The detection of CX3CR1+ T cells in the liver of patients with PBC and viral liver diseases suggests that unlike CD28− CD4+ T cells, other T lymphocyte subsets do not decrease their CX3CR1 expression after receptor engagement. The group of cytotoxic effector lymphocytes defined by expression of the fractalkine receptor CX3CR1 includes γδ T cells, 70% of which display this receptor on their cell surface [117]. γδ T lymphocytes have been implicated in various autoimmune diseases, and their frequency is increased in peripheral blood and liver of patients with PBC and PSC [126, 127]. It seems likely, however, that CD8+ T cells, which are strongly implicated in the bile duct damage seen in PBC and which also frequently express CX3CR1, represent the major CX3CR1+ population in PBC liver. The co-expression of fractalkine and CX3CR1 on BEC, as seen in PBC [121], CHC, and acute hepatitis due to HBV infection [122], suggests that interactions between fractalkine and its receptor may also be involved in tissue generation, particularly the recruitment of epithelial cells and their arrangement into ductular structures.

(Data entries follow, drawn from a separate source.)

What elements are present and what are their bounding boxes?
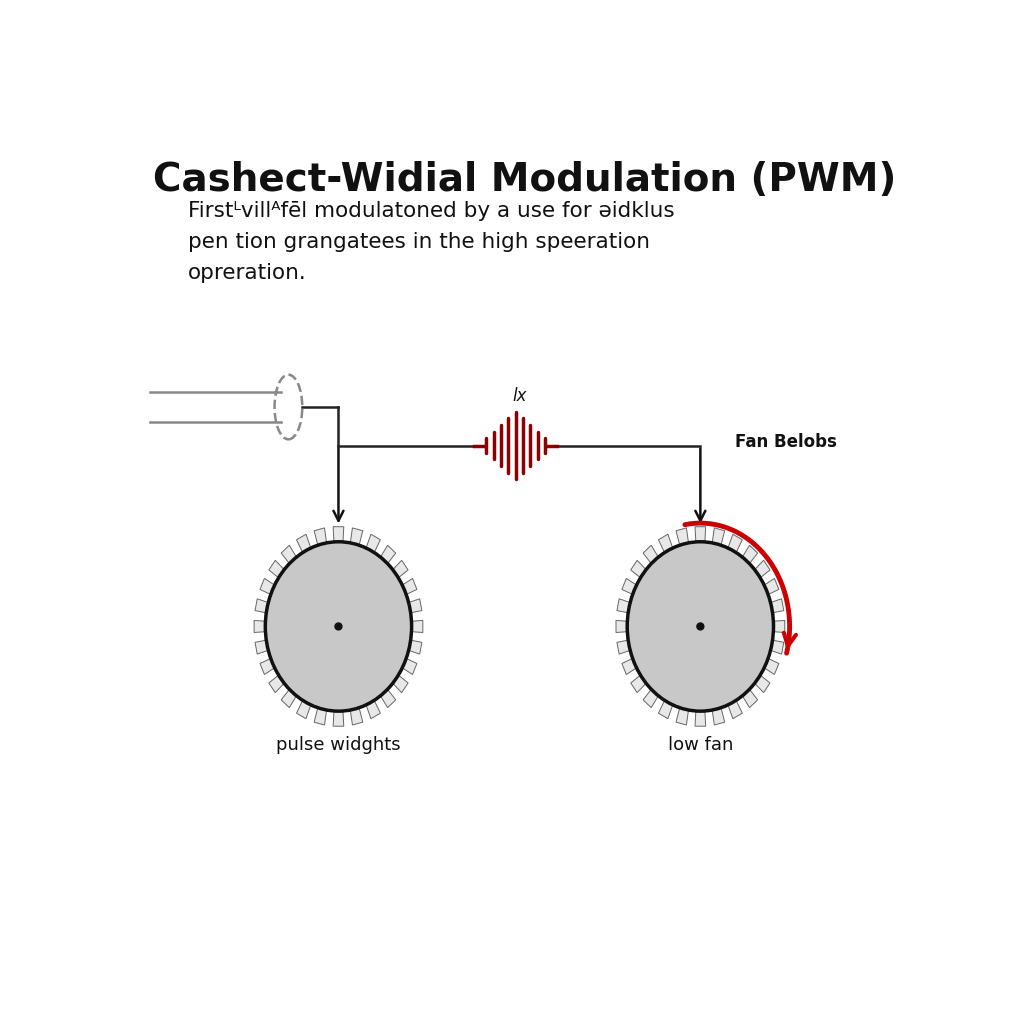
Polygon shape bbox=[366, 700, 380, 719]
Ellipse shape bbox=[628, 542, 773, 711]
Polygon shape bbox=[695, 711, 706, 726]
Polygon shape bbox=[713, 708, 725, 725]
Polygon shape bbox=[402, 579, 417, 595]
Polygon shape bbox=[764, 579, 779, 595]
Polygon shape bbox=[742, 545, 758, 563]
Polygon shape bbox=[695, 526, 706, 542]
Polygon shape bbox=[260, 579, 274, 595]
Polygon shape bbox=[676, 528, 688, 545]
Polygon shape bbox=[755, 675, 770, 692]
Polygon shape bbox=[658, 535, 673, 553]
Text: low fan: low fan bbox=[668, 736, 733, 754]
Polygon shape bbox=[412, 621, 423, 633]
Text: pulse widghts: pulse widghts bbox=[276, 736, 400, 754]
Text: Cashect-Widial Modulation (PWM): Cashect-Widial Modulation (PWM) bbox=[154, 161, 896, 199]
Polygon shape bbox=[269, 675, 285, 692]
Polygon shape bbox=[333, 526, 344, 542]
Polygon shape bbox=[409, 640, 422, 654]
Ellipse shape bbox=[265, 542, 412, 711]
Text: opreration.: opreration. bbox=[188, 263, 307, 283]
Polygon shape bbox=[658, 700, 673, 719]
Polygon shape bbox=[297, 535, 311, 553]
Polygon shape bbox=[255, 599, 268, 612]
Polygon shape bbox=[255, 640, 268, 654]
Text: pen tion grangatees in the high speeration: pen tion grangatees in the high speerati… bbox=[188, 232, 650, 252]
Polygon shape bbox=[350, 708, 362, 725]
Polygon shape bbox=[393, 560, 409, 578]
Polygon shape bbox=[616, 640, 630, 654]
Polygon shape bbox=[282, 689, 297, 708]
Text: lx: lx bbox=[512, 387, 526, 406]
Polygon shape bbox=[755, 560, 770, 578]
Polygon shape bbox=[366, 535, 380, 553]
Polygon shape bbox=[728, 535, 742, 553]
Polygon shape bbox=[409, 599, 422, 612]
Polygon shape bbox=[622, 579, 637, 595]
Circle shape bbox=[335, 623, 342, 630]
Polygon shape bbox=[643, 545, 658, 563]
Polygon shape bbox=[643, 689, 658, 708]
Circle shape bbox=[697, 623, 703, 630]
Polygon shape bbox=[728, 700, 742, 719]
Polygon shape bbox=[254, 621, 265, 633]
Polygon shape bbox=[260, 658, 274, 675]
Polygon shape bbox=[381, 545, 395, 563]
Polygon shape bbox=[770, 640, 783, 654]
Polygon shape bbox=[393, 675, 409, 692]
Polygon shape bbox=[381, 689, 395, 708]
Polygon shape bbox=[616, 621, 628, 633]
Text: Firstᴸᴠillᴬfēl modulatoned by a use for əidklus: Firstᴸᴠillᴬfēl modulatoned by a use for … bbox=[188, 202, 675, 221]
Polygon shape bbox=[314, 708, 327, 725]
Polygon shape bbox=[770, 599, 783, 612]
Polygon shape bbox=[350, 528, 362, 545]
Polygon shape bbox=[282, 545, 297, 563]
Polygon shape bbox=[764, 658, 779, 675]
Polygon shape bbox=[742, 689, 758, 708]
Polygon shape bbox=[631, 675, 646, 692]
Polygon shape bbox=[297, 700, 311, 719]
Polygon shape bbox=[314, 528, 327, 545]
Polygon shape bbox=[713, 528, 725, 545]
Polygon shape bbox=[402, 658, 417, 675]
Polygon shape bbox=[622, 658, 637, 675]
Polygon shape bbox=[269, 560, 285, 578]
Polygon shape bbox=[676, 708, 688, 725]
Polygon shape bbox=[631, 560, 646, 578]
Text: Fan Belobs: Fan Belobs bbox=[735, 433, 837, 451]
Polygon shape bbox=[333, 711, 344, 726]
Polygon shape bbox=[616, 599, 630, 612]
Polygon shape bbox=[773, 621, 784, 633]
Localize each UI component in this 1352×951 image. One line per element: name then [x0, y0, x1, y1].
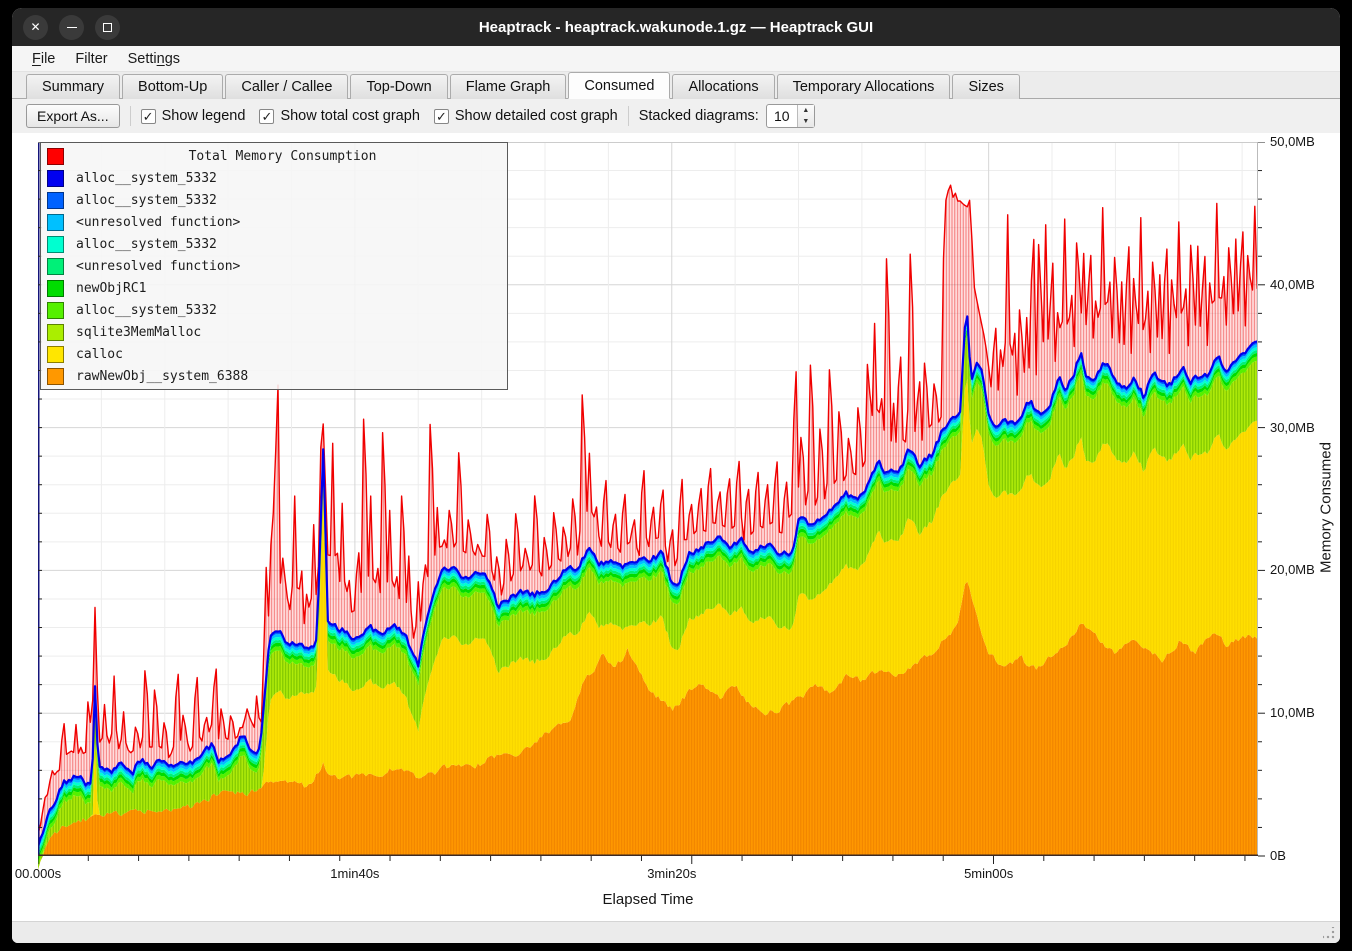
x-tick-label: 5min00s — [944, 866, 1034, 881]
legend-label: alloc__system_5332 — [76, 303, 217, 318]
legend-item: alloc__system_5332 — [41, 299, 507, 321]
legend-label: rawNewObj__system_6388 — [76, 369, 248, 384]
legend-item: alloc__system_5332 — [41, 233, 507, 255]
legend-label: calloc — [76, 347, 123, 362]
legend-label: alloc__system_5332 — [76, 171, 217, 186]
y-tick-label: 50,0MB — [1270, 134, 1315, 149]
legend-swatch-icon — [47, 258, 64, 275]
legend-swatch-icon — [47, 302, 64, 319]
legend-item: sqlite3MemMalloc — [41, 321, 507, 343]
legend-label: alloc__system_5332 — [76, 193, 217, 208]
x-tick-label: 1min40s — [310, 866, 400, 881]
tab-bottom-up[interactable]: Bottom-Up — [122, 74, 223, 99]
spin-down-icon[interactable]: ▼ — [798, 116, 814, 127]
toolbar: Export As... ✓ Show legend ✓ Show total cos… — [12, 99, 1340, 133]
legend-swatch-icon — [47, 280, 64, 297]
checkbox-show-legend[interactable]: ✓ Show legend — [141, 108, 246, 124]
legend-swatch-icon — [47, 170, 64, 187]
y-tick-label: 0B — [1270, 848, 1286, 863]
legend-item: alloc__system_5332 — [41, 189, 507, 211]
tab-top-down[interactable]: Top-Down — [350, 74, 447, 99]
legend-swatch-icon — [47, 214, 64, 231]
y-tick-label: 40,0MB — [1270, 277, 1315, 292]
y-tick-label: 20,0MB — [1270, 562, 1315, 577]
toolbar-separator — [130, 106, 131, 126]
legend-label: newObjRC1 — [76, 281, 146, 296]
menu-bar: FileFilterSettings — [12, 46, 1340, 72]
legend-item: alloc__system_5332 — [41, 167, 507, 189]
tab-summary[interactable]: Summary — [26, 74, 120, 99]
spin-up-icon[interactable]: ▲ — [798, 105, 814, 116]
stacked-diagrams-value: 10 — [767, 105, 797, 127]
checkbox-label: Show total cost graph — [280, 108, 419, 124]
legend-item: rawNewObj__system_6388 — [41, 365, 507, 387]
x-tick-label: 00.000s — [12, 866, 83, 881]
tab-consumed[interactable]: Consumed — [568, 72, 670, 99]
minimize-icon — [67, 27, 77, 28]
legend-item: Total Memory Consumption — [41, 145, 507, 167]
legend-title: Total Memory Consumption — [64, 149, 501, 164]
legend-swatch-icon — [47, 368, 64, 385]
legend-label: <unresolved function> — [76, 259, 240, 274]
menu-settings[interactable]: Settings — [118, 48, 190, 70]
legend-swatch-icon — [47, 236, 64, 253]
legend-label: sqlite3MemMalloc — [76, 325, 201, 340]
checkbox-box[interactable]: ✓ — [434, 109, 449, 124]
tab-flame-graph[interactable]: Flame Graph — [450, 74, 567, 99]
checkbox-label: Show detailed cost graph — [455, 108, 618, 124]
toolbar-separator — [628, 106, 629, 126]
tab-sizes[interactable]: Sizes — [952, 74, 1019, 99]
minimize-button[interactable] — [59, 15, 84, 40]
legend-item: newObjRC1 — [41, 277, 507, 299]
legend-label: alloc__system_5332 — [76, 237, 217, 252]
tab-caller-callee[interactable]: Caller / Callee — [225, 74, 348, 99]
app-window: ✕ Heaptrack - heaptrack.wakunode.1.gz — … — [12, 8, 1340, 943]
legend-swatch-icon — [47, 324, 64, 341]
menu-filter[interactable]: Filter — [65, 48, 117, 70]
y-tick-label: 10,0MB — [1270, 705, 1315, 720]
resize-grip[interactable] — [1323, 927, 1335, 939]
checkbox-box[interactable]: ✓ — [259, 109, 274, 124]
tab-temporary-allocations[interactable]: Temporary Allocations — [777, 74, 951, 99]
menu-file[interactable]: File — [22, 48, 65, 70]
checkbox-show-detailed-cost-graph[interactable]: ✓ Show detailed cost graph — [434, 108, 618, 124]
legend-swatch-icon — [47, 346, 64, 363]
tab-allocations[interactable]: Allocations — [672, 74, 774, 99]
close-button[interactable]: ✕ — [23, 15, 48, 40]
maximize-button[interactable] — [95, 15, 120, 40]
checkbox-show-total-cost-graph[interactable]: ✓ Show total cost graph — [259, 108, 419, 124]
stacked-diagrams-label: Stacked diagrams: — [639, 108, 759, 124]
x-axis-title: Elapsed Time — [38, 891, 1258, 908]
legend-item: <unresolved function> — [41, 211, 507, 233]
close-icon: ✕ — [30, 20, 40, 34]
window-title: Heaptrack - heaptrack.wakunode.1.gz — He… — [12, 19, 1340, 36]
memory-consumption-chart[interactable]: Total Memory Consumption alloc__system_53… — [12, 133, 1340, 921]
checkbox-box[interactable]: ✓ — [141, 109, 156, 124]
legend-item: calloc — [41, 343, 507, 365]
stacked-diagrams-spinbox[interactable]: 10 ▲ ▼ — [766, 104, 815, 128]
x-tick-label: 3min20s — [627, 866, 717, 881]
title-bar[interactable]: ✕ Heaptrack - heaptrack.wakunode.1.gz — … — [12, 8, 1340, 46]
legend-label: <unresolved function> — [76, 215, 240, 230]
y-tick-label: 30,0MB — [1270, 420, 1315, 435]
chart-legend: Total Memory Consumption alloc__system_53… — [40, 142, 508, 390]
legend-swatch-icon — [47, 192, 64, 209]
legend-swatch-icon — [47, 148, 64, 165]
checkbox-label: Show legend — [162, 108, 246, 124]
export-as-button[interactable]: Export As... — [26, 104, 120, 128]
maximize-icon — [103, 23, 112, 32]
status-strip — [12, 921, 1340, 943]
tab-bar: SummaryBottom-UpCaller / CalleeTop-DownF… — [12, 72, 1340, 99]
legend-item: <unresolved function> — [41, 255, 507, 277]
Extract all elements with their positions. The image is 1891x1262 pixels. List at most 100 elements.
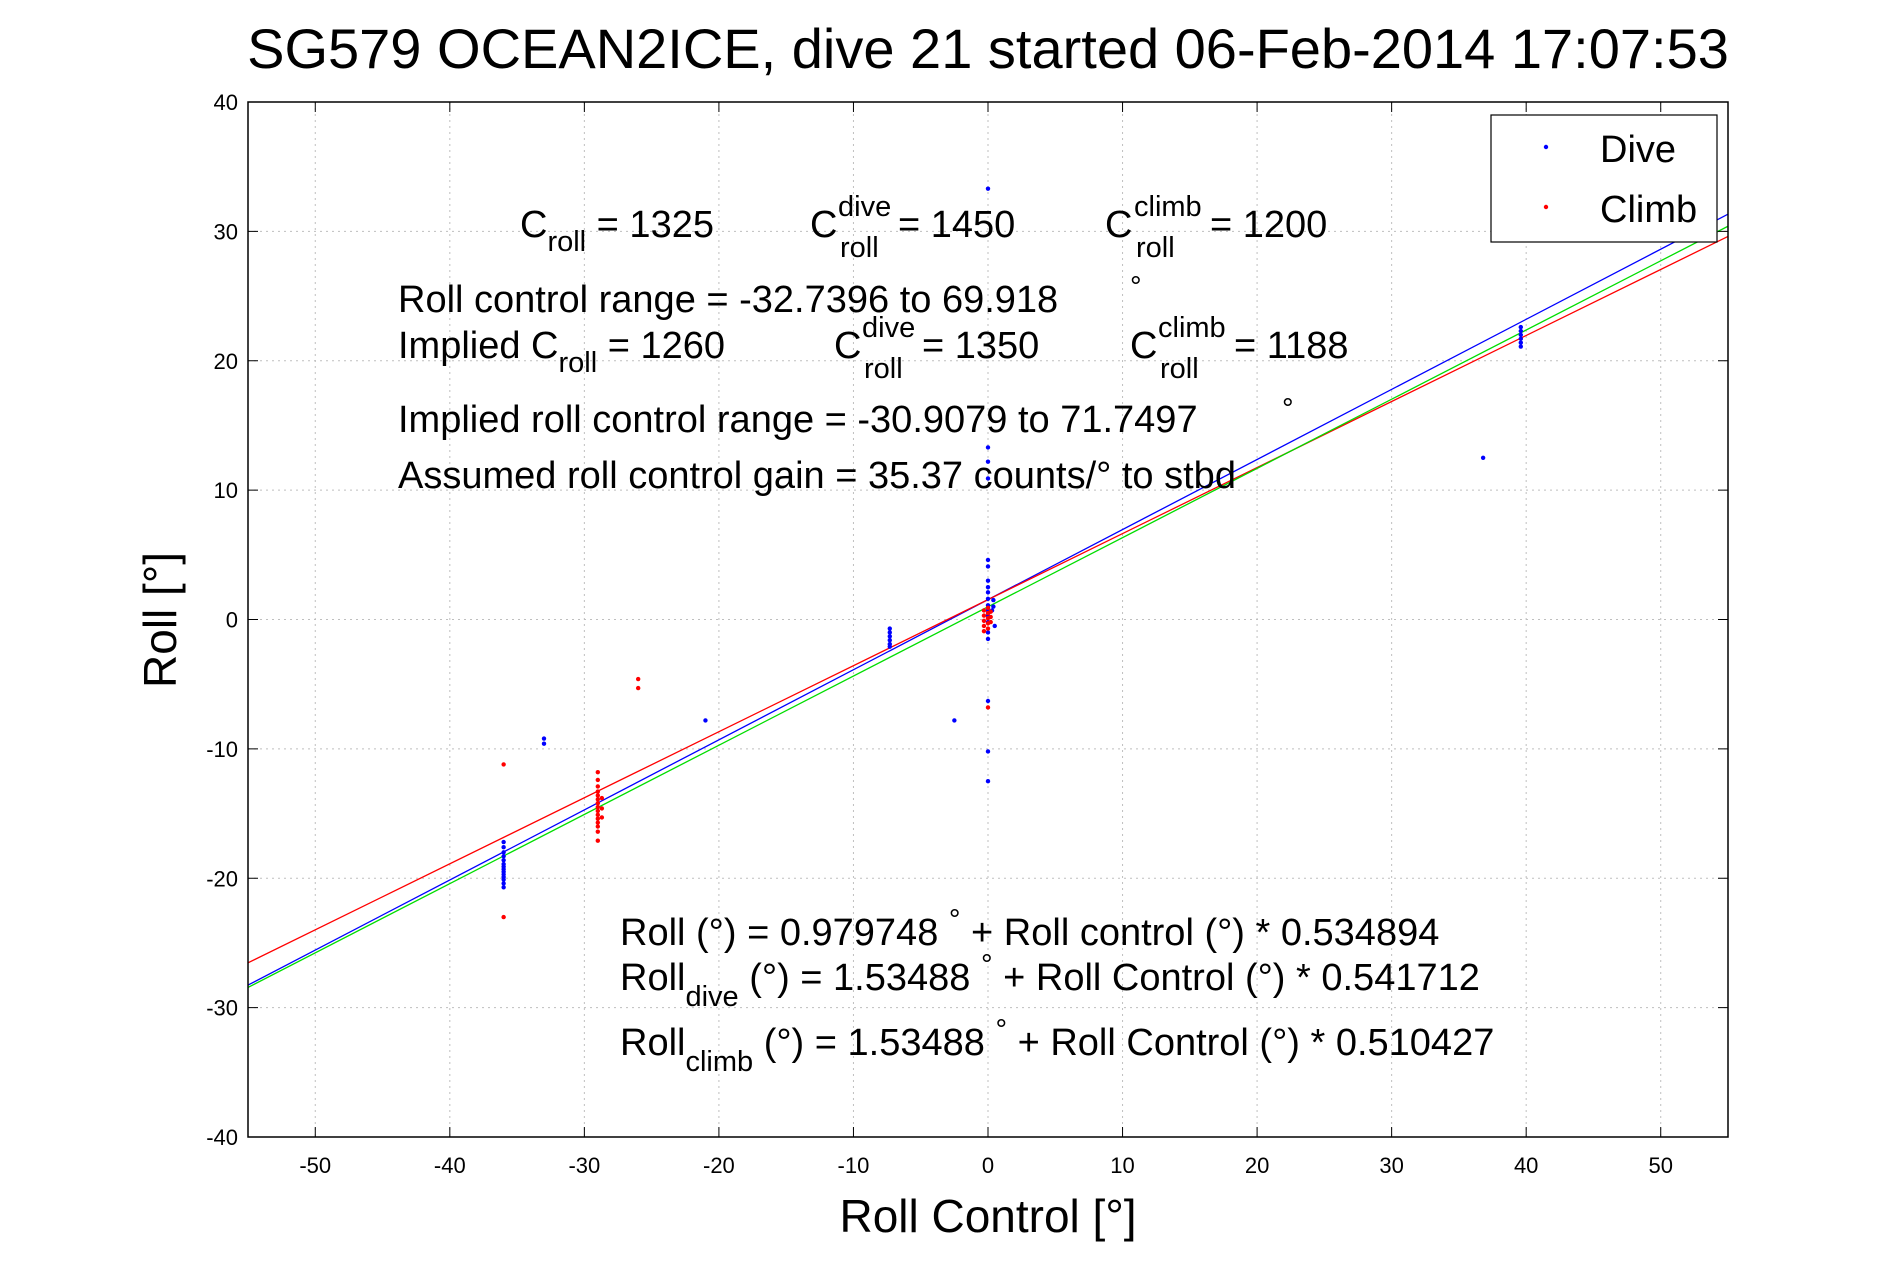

Macrophage inflammatory proteins and monocyte chemoattractant proteins

Although originally named for their ability to attract monocytes or macrophages, certain members of the macrophage inflammatory protein (MIP) and monocyte chemoattractant protein (MCP) families can also induce chemotaxis and transendothelial migration of T cells, in particular activated or memory CD4+ and CD8+ T lymphocytes [86, 128]. In normal liver, portal vessels constitutively express MIP-1α, MIP-1β, and MCP-1, sinusoids and bile ducts show no or only weak immunoreactivity, and hepatocytes are always negative [57, 98, 129, 130]. There is little information on the role of these chemokines in PBC and PSC. MCP-1 is not upregulated on BEC in PBC. However, mononuclear leukocytes in the portal tracts express MCP-1, MCP-2, and MCP-3, and this may in turn recruit additional T cells into this area. Mainly, however, MCP-2 and MCP-3 appear to be involved in the recruitment of macrophages and the formation of granulomata.

Concluding remarks

The existing data on T lymphocyte recruitment to PSC and PBC liver suggest the following scenario: inflammatory signals in both PBC and PSC liver induce or enhance the expression of adhesion molecules such as ICAM-1, VCAM-1, and MAdCAM-1, whereas VAP-1 expression is not altered. At the same time, a variety of chemokines are also upregulated. In PSC, expression of CCL25, CCL21, and CCL28 all are implicated in activating α4β7 integrins and thereby enhancing lymphocyte binding to MAdCAM-1. In addition, CCL21and CCL28 could promote adhesion to VCAM-1 by activating α4β1 integrin. The same holds true in PBC, except that CCL25 does not participate. Several of these chemokines have also been shown to enhance transendothelial migration. Data on other chemokines are largely confined to PBC. They indicate that induced or upregulated expression of MIG and IP-10 in portal tracts may also contribute to enhanced lymphocyte recruitment into PBC liver. Once lymphocytes have entered the portal tract tissue, they are recruited to, and retained around, the bile ducts by the combinatorial or sequential action of CXCL12 (SDF-1), CXCL16, fractalkine (CX3CL1), CCL28, and possibly MIG and IP-10. At this point, the relative importance of each of these chemokines in the recruitment or the retention of lymphocytes around the bile ducts remains unclear. These limited data underscore the complexity of lymphocyte recruitment and homing to the liver. The data also suggest that there is no liver addressin, but instead, liver homing is likely to require complex combinations of adhesion molecule ligands and chemokine receptors that provide not only entry into the liver but also localization to specific liver compartments.